Letting holographic champagne loose is the acidic funk of ‘Bakerman Is Breaking Bad’, as a fury of snares and hi-hats attempt to guide a screwball of knob twisted modulations. If hinting at inspiration from the TV show, this track would best suit a see-thru Dreamcast-era arcade cabinet decked out in strains of flashing neon lights, featuring bold and jagged polygon recreations of Walter White and Jesse Pinkerman as they gun down Los Pollos Hermanos mech warriors that are programmed to terminate them at all costs (yes, this game diverges from its source material … slightly). ‘Cream Theme’ instantly transforms the rail-line funk of its predecessor into a machine steamed and bubbling Juke banger, scoring gifs of 3D models and the furious fingers of hyper-scrolling midnight hackers with backlit neon green keyboards. Naturally the hard-drive overheats a bit as the title track is forced to carry a slower and heavier tectonic groove; gradually collecting various glitched, echoing, and hyper-repeating vocal samples along the way. In its final minute, the track ascends off screen and into hyperspace with an intensely melodic and wonderfully radiant set of synth chords that affirm Mouse on Mars’ rich sense of time and execution within the palette of electronic dance music.

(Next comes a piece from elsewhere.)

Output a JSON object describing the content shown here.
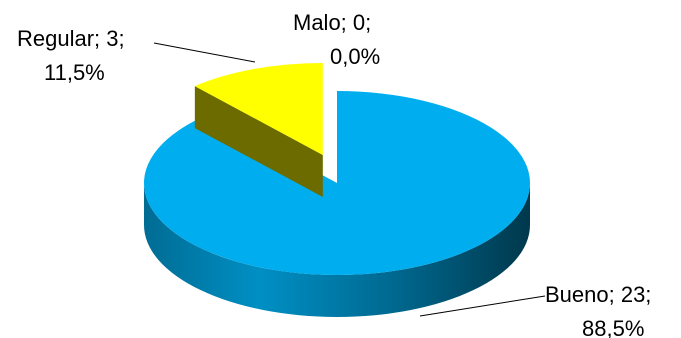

The latter half of Spezmodia
boasts two huge, overtly-synthesized bangers in the form of ‘Migmy’ and ‘I See Dizzy’, making fantastic use of the dynamic BMP’s, accelerated rhythms, and sampling of Juke, and the Chicago bred sub-bass of Footwork, as they wrap it around the context of their own pre-established trademarks; aggressive melodies, knob spinning disorientation, and flourishing micro sounds and subtleties. Despite Spezmodia
documenting Mouse on Mars' attempt to modify and revamp a pre-existing sound, they reject any logic of trend hoping or bandwagoning the recent boom of Juke and Footwork, by creating something that completely bypasses the sea of both home and studio producers that have so hazardously swarmed the sound. Simply put there isn’t a weak link throughout Spezmodia
’s five tracks, with each track representing a different mode and flavor of Juke and Footwork. It’s incredibly catchy and uniquely constructed music from a storied duo that continues to stay relevant and atop of the pile over 20 years into their career, as they ultimately collide their talents into the richest and most rewarding release from this sound in a quite some time.